IT WAS the genius accessories that lifted our main course, writes Gaby Soutar as she visits Edinburgh’s Redwood Bistro
Dinner for two, excluding drinks
This restaurant had set their iPod playlist to shuffle.
Have Yourself a Merry Little Christmas (it’s February, people), Deacon Blue’s Real Gone Kid (“I never understood the lyrics ‘nebbing out baby’” said my other half, and I explained that I think they might actually be, ‘maybe now baby’), Cream, a bit of opera, Katie Melua, Oasis...
A mixed bag, but it fits the hybrid style of cuisine that they serve – Californian, with its eclectic fusion influences. After a couple of years’ hiatus, I was overjoyed to see the return of this place, which is still owned by head chef Annette Sprague.
It was always one of my favourite restaurants at its old location in Edinburgh’s Stockbridge, even if it’s now in a converted two up two down, opposite PC World by the busy Drum Brae roundabout.
Currently, as well as coffee and cake, they’re offering an à la carte dinner menu, from Tuesday to Saturday, with main courses from £11 to £22. Here’s hoping that they’ll eventually do a more affordable set menu, as that was always part of the draw to their old venue.
It’s hard not to precede your starter course with a Nibble when there are temptations like spicy caramel bacon popcorn (£2). This sexed-up cinema snack was reminiscent of Butterkist, but triple-encased in a crunchy toffee shell and salty crumbled pig dust.
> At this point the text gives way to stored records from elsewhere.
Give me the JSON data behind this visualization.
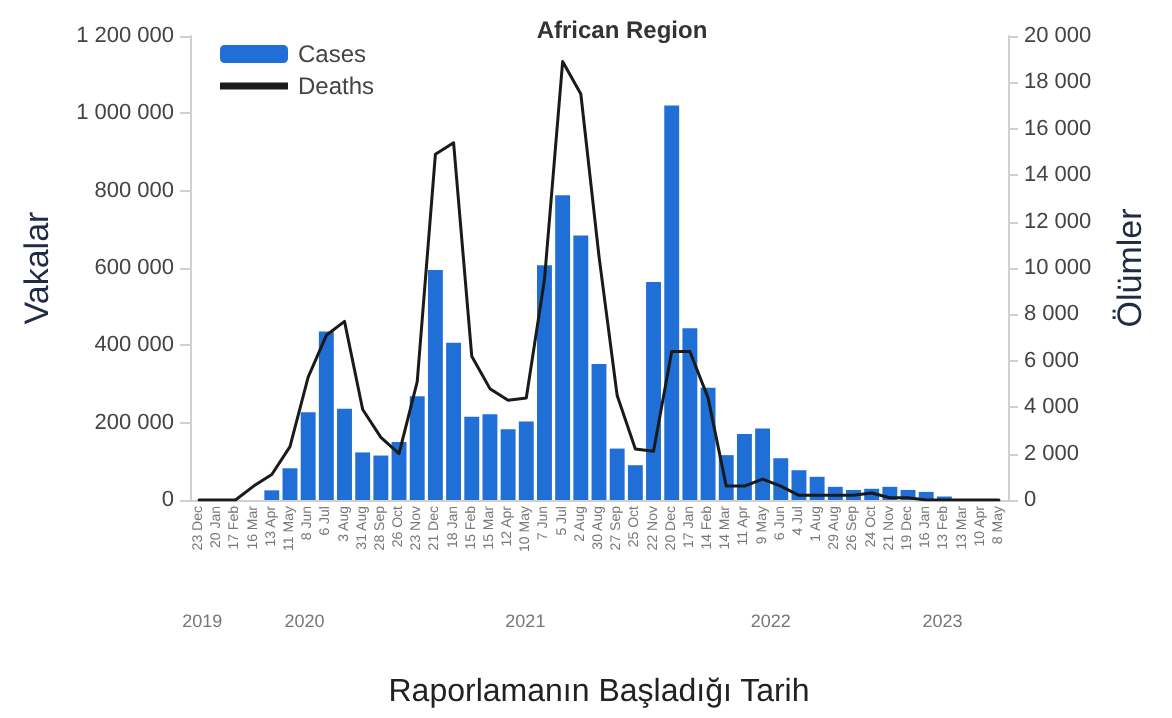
{
  "chart_data": {
    "type": "bar",
    "title": "African Region",
    "xlabel": "Raporlamanın Başladığı Tarih",
    "ylabel": "Vakalar",
    "y2label": "Ölümler",
    "categories": [
      "23 Dec",
      "20 Jan",
      "17 Feb",
      "16 Mar",
      "13 Apr",
      "11 May",
      "8 Jun",
      "6 Jul",
      "3 Aug",
      "31 Aug",
      "28 Sep",
      "26 Oct",
      "23 Nov",
      "21 Dec",
      "18 Jan",
      "15 Feb",
      "15 Mar",
      "12 Apr",
      "10 May",
      "7 Jun",
      "5 Jul",
      "2 Aug",
      "30 Aug",
      "27 Sep",
      "25 Oct",
      "22 Nov",
      "20 Dec",
      "17 Jan",
      "14 Feb",
      "14 Mar",
      "11 Apr",
      "9 May",
      "6 Jun",
      "4 Jul",
      "1 Aug",
      "29 Aug",
      "26 Sep",
      "24 Oct",
      "21 Nov",
      "19 Dec",
      "16 Jan",
      "13 Feb",
      "13 Mar",
      "10 Apr",
      "8 May"
    ],
    "series": [
      {
        "name": "Cases",
        "color": "#1f6fd6",
        "values": [
          0,
          0,
          0,
          0,
          25000,
          82000,
          227000,
          436000,
          236000,
          123000,
          115000,
          150000,
          268000,
          595000,
          407000,
          215000,
          222000,
          183000,
          203000,
          607000,
          788000,
          684000,
          352000,
          133000,
          90000,
          564000,
          1020000,
          444000,
          290000,
          116000,
          171000,
          185000,
          108000,
          77000,
          60000,
          34000,
          26000,
          29000,
          34000,
          26000,
          21000,
          9000,
          2000,
          1000,
          null
        ]
      },
      {
        "name": "Deaths",
        "type": "line",
        "axis": "y2",
        "color": "#1a1a1a",
        "values": [
          0,
          0,
          0,
          600,
          1100,
          2300,
          5300,
          7100,
          7700,
          3900,
          2700,
          2000,
          5100,
          14900,
          15400,
          6200,
          4800,
          4300,
          4400,
          9500,
          18900,
          17500,
          10500,
          4500,
          2200,
          2100,
          6400,
          6400,
          4400,
          600,
          600,
          900,
          600,
          200,
          200,
          200,
          200,
          300,
          100,
          100,
          0,
          0,
          0,
          0,
          0
        ]
      }
    ],
    "ylim": [
      0,
      1200000
    ],
    "yticks": [
      0,
      200000,
      400000,
      600000,
      800000,
      1000000,
      1200000
    ],
    "y2lim": [
      0,
      20000
    ],
    "y2ticks": [
      0,
      2000,
      4000,
      6000,
      8000,
      10000,
      12000,
      14000,
      16000,
      18000,
      20000
    ],
    "legend": "top left",
    "grid": false,
    "marker": "none",
    "line_style": "solid",
    "annotations": [
      "2019",
      "2020",
      "2021",
      "2022",
      "2023"
    ]
  }
}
Equally addictive: the kale and parsnip crisps (£2.50), which looked like haberdashery offcuts (zips and lace), but had the texture and hue of untrodden autumn leaves, and came with a clean-tasting lemon yoghurt dip on the side.
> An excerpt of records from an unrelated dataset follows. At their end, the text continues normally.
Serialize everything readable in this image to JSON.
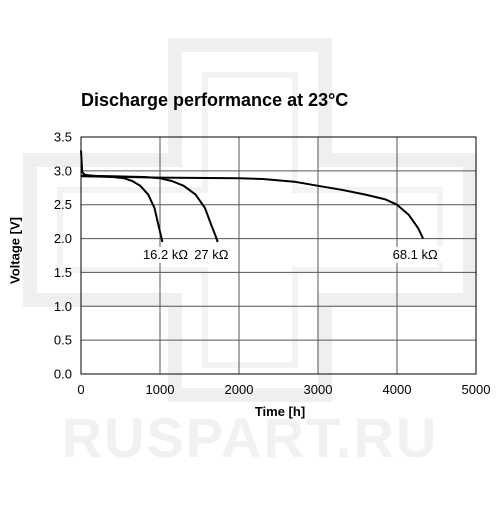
{
  "watermark": {
    "text": "RUSPART.RU"
  },
  "chart_data": {
    "type": "line",
    "title": "Discharge performance at 23°C",
    "xlabel": "Time [h]",
    "ylabel": "Voltage [V]",
    "xlim": [
      0,
      5000
    ],
    "ylim": [
      0,
      3.5
    ],
    "xticks": [
      0,
      1000,
      2000,
      3000,
      4000,
      5000
    ],
    "yticks": [
      0.0,
      0.5,
      1.0,
      1.5,
      2.0,
      2.5,
      3.0,
      3.5
    ],
    "ytick_labels": [
      "0.0",
      "0.5",
      "1.0",
      "1.5",
      "2.0",
      "2.5",
      "3.0",
      "3.5"
    ],
    "grid": true,
    "series": [
      {
        "name": "16.2 kΩ",
        "points": [
          [
            0,
            3.3
          ],
          [
            15,
            2.98
          ],
          [
            50,
            2.94
          ],
          [
            200,
            2.92
          ],
          [
            400,
            2.91
          ],
          [
            550,
            2.89
          ],
          [
            650,
            2.85
          ],
          [
            750,
            2.78
          ],
          [
            850,
            2.65
          ],
          [
            930,
            2.45
          ],
          [
            980,
            2.2
          ],
          [
            1010,
            2.05
          ],
          [
            1030,
            1.95
          ]
        ]
      },
      {
        "name": "27 kΩ",
        "points": [
          [
            0,
            2.93
          ],
          [
            400,
            2.92
          ],
          [
            800,
            2.91
          ],
          [
            1000,
            2.89
          ],
          [
            1150,
            2.85
          ],
          [
            1300,
            2.78
          ],
          [
            1450,
            2.65
          ],
          [
            1570,
            2.45
          ],
          [
            1650,
            2.2
          ],
          [
            1700,
            2.05
          ],
          [
            1730,
            1.95
          ]
        ]
      },
      {
        "name": "68.1 kΩ",
        "points": [
          [
            0,
            2.92
          ],
          [
            1000,
            2.9
          ],
          [
            2000,
            2.89
          ],
          [
            2300,
            2.88
          ],
          [
            2700,
            2.84
          ],
          [
            3000,
            2.78
          ],
          [
            3300,
            2.72
          ],
          [
            3600,
            2.65
          ],
          [
            3850,
            2.58
          ],
          [
            4000,
            2.5
          ],
          [
            4150,
            2.35
          ],
          [
            4270,
            2.15
          ],
          [
            4330,
            2.0
          ]
        ]
      }
    ],
    "annotations": [
      {
        "text": "16.2 kΩ",
        "x": 1070,
        "y": 1.7
      },
      {
        "text": "27 kΩ",
        "x": 1650,
        "y": 1.7
      },
      {
        "text": "68.1 kΩ",
        "x": 4230,
        "y": 1.7
      }
    ]
  }
}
SCOTSMAN TABLET AND MOBILE APPS
My halloumi and puy lentil salad (£6.95) featured a not as salty as usual tile of this dense cheese, as well as halved green beans, rocket and soft puy lentils in a pomegranate seed bejewelled ginger dressing that was so zingy it almost fizzed.
The cephalopod Os that were part of the crispy squid salad (£7.50) were, sadly, a little squishy and pale.
Still, the flavours were there, with five christening bangle-sized hoops on a mixture of rice noodles, chunks of sweet pumpkin and a fish sauce-spiked Thai peanut dressing.
It was the genius accessories that lifted our main course of smoked chicken breast (£13) – the pearlescent and slippery orzo pasta, crumbled toasted hazelnuts, pillowy dollops of goat’s cheese and lemon-infused courgette cubes. All the flavours were nebbing out baby.
Our huge herb marinated leg of lamb skewer (£15) was equally punchy, with five cubes of pink meat that were doused in a thick mint and coriander pesto. This came with a mixture of chickpeas, milk teeth-sized bits of feta, raw spinach, red onion and peppers.
Poor King Edward, Maris Piper and all my spuddy buddies. They were nowhere to be seen, though I didn’t miss them as much as I usually do. If, however, you do require a tuber fix, there are togarashi spiced sweet potato fries with sriracha mayo (£3.50) on the food list.
We recognised a couple of the puddings as Redwood classics.
I’ve definitely had the coconut cake with lemon curd filling and cream cheese frosting before (£5).
It was a tall wedge of sponge, furry with dessicated coconut, moistened with rivulets of icing and teamed with a ball of passionfruit ice-cream complete with crunchy seeds. It was the stuff of tea room fantasies, when cloches are rendered in soft focus. The honey drizzled fig tart (£4.75) was equally familiar, with its lemon mascarpone-covered base of cornmeal rosemary crust. Proof indeed that many of the dishes you eat at Redwood are hard to forget.
It’s wonderful to have this place back. (Though I’m not crazy about the actual venue, which is yet to develop an ambience beyond Barratt show home). When you eat out a lot, and think you know the usual edible playlist by heart, Redwood sets things to shuffle.